Моника снова покачала головой, улыбаясь, как обычно:
– Что ты несешь?
– А знаете что? – загорелся Эйч. – Давайте забьемся? Поспорим, что Гудмунд переспит с Кьярой Лейтхаузер, например, до весенних каникул. Как раз для тебя дельце. Покажешь ей сад наслаждений.
– Сказал тот, кому до этого сада еще пилить и пилить без карты, – хмыкнула Моника.
– Эй. – обиженно протянул Эйч. – Мы же договаривались не трепаться о личном.
Моника фыркнула и отвернулась.
– Что скажешь, Сетти? – поинтересовался Гудмунд, переводя стрелки, чтобы избежать ссоры. – Имеет смысл? Стоит мне клеить Кьяру Лейтхаузер?
– Ага, – кивнул Сет. – Потом ты обнаружишь у нее тонкую душу и влюбишься по-настоящему, а она бросит тебя, когда узнает про пари, но ты докажешь свои чувства, распевая серенады под дождем на ее пороге, и на выпускном вы станцуете танец, который будет символизировать не школьные годы, а весь тот хрупкий мир, имя которому любовь…
Он замолчал под ошеломленными взглядами остальных.
– Боже, Сет! – восхищенно прошептала Моника. – «Хрупкий мир, имя которому любовь». Вставлю в следующее эссе для Эдсона.
Сет скрестил руки на груди:
– Я всего лишь имел в виду, что ваше пари – просто сценарий для какой-нибудь сопливой киношки, которую никто из нас даже в гробу смотреть не станет.
– И то правда, – согласился Гудмунд, вставая с травы. – Все равно она не мой тип.
– Конечно, – кивнула Моника. – Бедняжке и так досталось – встречаться с самым крутым, красивым и упакованным парнем школы.
Эйч возмущенно фыркнул:
– Не такой уж Блейк Вудроу и красавец.
Остальные снова вытаращили глаза.
– Достали уже так делать! Что я такого глупого сказал? У Блейка Вудроу девчачья стрижка и лоб, как у неандертальца.

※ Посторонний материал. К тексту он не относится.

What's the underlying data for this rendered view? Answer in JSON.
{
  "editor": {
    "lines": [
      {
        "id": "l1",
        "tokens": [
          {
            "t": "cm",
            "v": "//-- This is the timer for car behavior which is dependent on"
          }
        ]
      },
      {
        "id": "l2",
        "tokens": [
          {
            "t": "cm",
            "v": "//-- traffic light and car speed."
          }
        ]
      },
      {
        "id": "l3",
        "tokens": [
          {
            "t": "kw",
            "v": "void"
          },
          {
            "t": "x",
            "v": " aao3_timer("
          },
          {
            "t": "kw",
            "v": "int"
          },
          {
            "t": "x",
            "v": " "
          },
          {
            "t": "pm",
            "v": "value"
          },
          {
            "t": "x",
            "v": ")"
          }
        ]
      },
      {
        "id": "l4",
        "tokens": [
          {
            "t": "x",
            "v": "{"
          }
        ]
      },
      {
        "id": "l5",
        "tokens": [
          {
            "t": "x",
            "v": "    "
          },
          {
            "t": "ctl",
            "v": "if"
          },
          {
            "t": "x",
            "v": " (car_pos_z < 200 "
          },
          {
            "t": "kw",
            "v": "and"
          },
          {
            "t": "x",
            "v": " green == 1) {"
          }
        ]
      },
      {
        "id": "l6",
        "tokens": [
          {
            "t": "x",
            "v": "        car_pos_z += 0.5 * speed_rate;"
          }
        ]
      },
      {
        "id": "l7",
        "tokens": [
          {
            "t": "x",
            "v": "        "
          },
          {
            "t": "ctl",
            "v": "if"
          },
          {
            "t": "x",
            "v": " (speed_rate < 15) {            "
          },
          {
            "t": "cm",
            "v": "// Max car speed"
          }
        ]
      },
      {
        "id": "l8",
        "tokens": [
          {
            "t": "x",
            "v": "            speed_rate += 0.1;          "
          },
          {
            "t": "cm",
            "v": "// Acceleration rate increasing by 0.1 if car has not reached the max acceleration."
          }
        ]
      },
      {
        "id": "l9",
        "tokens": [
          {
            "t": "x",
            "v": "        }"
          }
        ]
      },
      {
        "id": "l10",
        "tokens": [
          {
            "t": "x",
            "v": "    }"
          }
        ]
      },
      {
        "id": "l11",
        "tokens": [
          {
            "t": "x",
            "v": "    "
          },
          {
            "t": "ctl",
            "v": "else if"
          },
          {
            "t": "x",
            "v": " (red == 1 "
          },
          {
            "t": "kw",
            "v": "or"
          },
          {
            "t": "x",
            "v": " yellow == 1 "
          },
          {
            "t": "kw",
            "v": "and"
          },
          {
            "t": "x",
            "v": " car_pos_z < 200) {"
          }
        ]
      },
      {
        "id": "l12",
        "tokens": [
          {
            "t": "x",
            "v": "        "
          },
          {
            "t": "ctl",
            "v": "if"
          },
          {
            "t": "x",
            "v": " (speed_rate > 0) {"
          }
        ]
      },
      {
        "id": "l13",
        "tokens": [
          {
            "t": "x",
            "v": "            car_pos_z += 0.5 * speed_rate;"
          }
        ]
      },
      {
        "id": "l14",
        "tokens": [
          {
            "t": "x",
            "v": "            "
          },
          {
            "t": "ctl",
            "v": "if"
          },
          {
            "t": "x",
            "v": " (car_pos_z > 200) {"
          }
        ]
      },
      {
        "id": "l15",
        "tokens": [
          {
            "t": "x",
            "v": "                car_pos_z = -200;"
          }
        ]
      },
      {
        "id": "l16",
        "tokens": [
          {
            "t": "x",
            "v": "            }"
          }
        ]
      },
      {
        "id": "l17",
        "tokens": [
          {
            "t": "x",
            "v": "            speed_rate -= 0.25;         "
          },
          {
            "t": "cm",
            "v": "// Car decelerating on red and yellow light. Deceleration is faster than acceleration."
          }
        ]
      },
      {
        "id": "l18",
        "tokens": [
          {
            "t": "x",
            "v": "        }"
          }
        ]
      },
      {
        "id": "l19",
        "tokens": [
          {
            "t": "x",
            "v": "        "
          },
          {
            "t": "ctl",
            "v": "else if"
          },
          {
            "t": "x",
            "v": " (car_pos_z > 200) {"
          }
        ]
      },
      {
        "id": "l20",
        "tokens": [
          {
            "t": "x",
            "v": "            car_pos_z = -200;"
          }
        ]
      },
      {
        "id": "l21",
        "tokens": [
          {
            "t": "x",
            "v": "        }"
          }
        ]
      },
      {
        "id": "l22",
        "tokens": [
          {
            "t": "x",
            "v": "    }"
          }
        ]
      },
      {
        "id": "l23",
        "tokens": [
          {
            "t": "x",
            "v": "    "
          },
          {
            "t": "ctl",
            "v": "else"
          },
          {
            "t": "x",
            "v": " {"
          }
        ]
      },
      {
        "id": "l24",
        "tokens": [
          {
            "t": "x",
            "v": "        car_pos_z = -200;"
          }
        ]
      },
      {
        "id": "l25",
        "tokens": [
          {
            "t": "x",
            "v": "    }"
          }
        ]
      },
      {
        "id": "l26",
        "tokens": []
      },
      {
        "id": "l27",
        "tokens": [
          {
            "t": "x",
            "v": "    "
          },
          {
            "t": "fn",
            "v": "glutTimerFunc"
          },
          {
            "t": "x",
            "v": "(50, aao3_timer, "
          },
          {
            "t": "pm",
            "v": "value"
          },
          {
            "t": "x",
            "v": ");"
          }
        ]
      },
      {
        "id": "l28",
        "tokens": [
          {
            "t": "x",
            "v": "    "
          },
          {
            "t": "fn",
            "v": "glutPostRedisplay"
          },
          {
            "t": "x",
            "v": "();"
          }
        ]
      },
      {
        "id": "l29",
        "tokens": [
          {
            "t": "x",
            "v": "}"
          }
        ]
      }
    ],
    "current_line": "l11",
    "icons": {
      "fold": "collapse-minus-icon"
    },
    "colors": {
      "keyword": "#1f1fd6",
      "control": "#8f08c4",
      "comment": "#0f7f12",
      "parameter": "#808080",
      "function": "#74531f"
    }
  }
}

– Ладно, может быть, – признала Моника после короткой паузы.
– И Гудмунд вполне мог бы ее отбить при желании, – продолжил Эйч, последним поднимаясь с травы.
– Спасибо, друг, – кивнул Гудмунд. – От тебя это почти комплимент.
– Что, даже пытаться не будешь? – не сдавался Эйч.
Моника отвесила ему еще подзатыльник:
– Хватит! Может, она и овца, но не шлюха. Перестаньте обсуждать ее как товар в магазине… – Она оглянулась на Гудмунда: – Ты тоже.
– Я же не всерьез, ты, феминистка… – улыбнулся Гудмунд. – Просто сказал, что может обломиться. Если захотеть.
Моника, показав ему язык, потрусила через поле на маршрут, Эйч за ней; оба старательно пыхтели, делая вид, что последние полчаса бежали на пределе сил.
Гудмунд обернулся к Сету, который смотрел на него без улыбки:
– Думаешь, у меня бы не вышло?
– Моника бы от ревности задохнулась, наверное, – сказал Сет на бегу. Они постепенно догоняли убежавшую парочку.
Гудмунд мотнул головой:
– Не, мы с Моникой как брат и сестра.
– Ты с сестрой тоже так заигрываешь? И сестра тоже хочет тебя до зубовного скрежета?
– Да ладно, Сетти, может, это не она ревнует, а кое-кто другой? – Гудмунд шутливо толкнул Сета в плечо. – Дундук, – добавил он беззлобно.
Поджидающий их тренер Гудол уже брызгал слю…
15
Сет вскидывает голову.
Мир вокруг все тот же. Солнце на прежнем месте. Парк все такой же заросший. Нет даже ощущения, что задремал и очнулся.
Он стонет от досады. Что, вообще теперь глаза не закрывать? Каждый раз будут эти мучительные воспоминания – мучительные по-разному, какие-то слишком хорошие, какие-то кошмарные?
«Это же ад, – напоминает он себе. – В аду положено мучиться».
Собрав вещи, Сет толкает тележку к Хай-стрит, снова начиная выдыхаться.